If he had been prosecuted and found guilty Maxwell must have known that he would have been robbed of the one thing he truly valued - his freedom.
'I shot the mayor'
Robert Maxwell had had a good war. Shortly after his arrival in Britain in 1940, the young Czech refugee had enlisted as a private in the British Army. Five years later, he was a captain in the possession of a Military Cross who had led a platoon of soldiers into the very heart of Nazi Germany.
But in March 1945, he received the disturbing news that his mother and sister had been executed as "hostages" by the Nazis in occupied Czechoslovakia. In a brief note to his future wife, Betty, in England, he wrote on receiving the news: "As you can well imagine, I am not taking any prisoners, and, whatever home my men occupy, before I leave I order it to be destroyed."
A month later, his platoon was involved in mopping up resistance from the German defenders. On 2 April, Maxwell ordered his men to fire mortars at a German village. He wrote to Betty: "A few minutes later, I saw them running out of the houses and we started firing at each other. I got two of them, and I ordered the mortars to shell the village for a few minutes."

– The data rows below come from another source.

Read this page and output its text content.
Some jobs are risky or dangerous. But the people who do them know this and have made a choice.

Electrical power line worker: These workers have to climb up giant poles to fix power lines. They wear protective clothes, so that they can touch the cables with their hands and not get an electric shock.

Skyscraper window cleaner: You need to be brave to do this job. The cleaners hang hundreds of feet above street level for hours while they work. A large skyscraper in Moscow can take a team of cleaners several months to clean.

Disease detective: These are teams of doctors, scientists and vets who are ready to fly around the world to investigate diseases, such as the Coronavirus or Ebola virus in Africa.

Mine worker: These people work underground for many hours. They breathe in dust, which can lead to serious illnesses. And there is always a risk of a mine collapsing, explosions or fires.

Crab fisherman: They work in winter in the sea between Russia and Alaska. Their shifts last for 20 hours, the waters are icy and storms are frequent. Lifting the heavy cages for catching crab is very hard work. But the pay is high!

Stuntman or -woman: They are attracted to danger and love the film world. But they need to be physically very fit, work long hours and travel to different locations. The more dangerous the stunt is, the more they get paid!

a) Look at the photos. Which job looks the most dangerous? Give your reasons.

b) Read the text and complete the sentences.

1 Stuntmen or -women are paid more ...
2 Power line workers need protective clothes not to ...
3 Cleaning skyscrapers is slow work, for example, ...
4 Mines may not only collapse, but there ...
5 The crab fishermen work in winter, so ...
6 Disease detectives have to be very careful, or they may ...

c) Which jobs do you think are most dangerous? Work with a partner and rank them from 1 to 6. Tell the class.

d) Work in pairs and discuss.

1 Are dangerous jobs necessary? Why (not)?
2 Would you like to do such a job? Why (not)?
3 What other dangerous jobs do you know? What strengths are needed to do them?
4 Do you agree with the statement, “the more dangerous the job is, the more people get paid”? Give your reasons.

It proved to be a very effective tactic that led to the surrender of the remaining Germans and inspired Maxwell to try it once more when he moved towards a nearby town.
"... so I sent one of the Germans to fetch the mayor of the town," he told his wife. "In half an hour's time, he turned up and I told him that he had to go to tell the Germans to surrender and hang the white flag otherwise the town will be destroyed. One hour later, he came back saying that the soldiers will surrender and the white flag was put up so we marched off, but as soon as we marched off a German tank opened fire on us. Luckily he missed so I shot the mayor and withdrew."
Joe Haines, his biographer, said that the letters demonstrated a " detestation of the Germans and a ruthlessness in fighting them".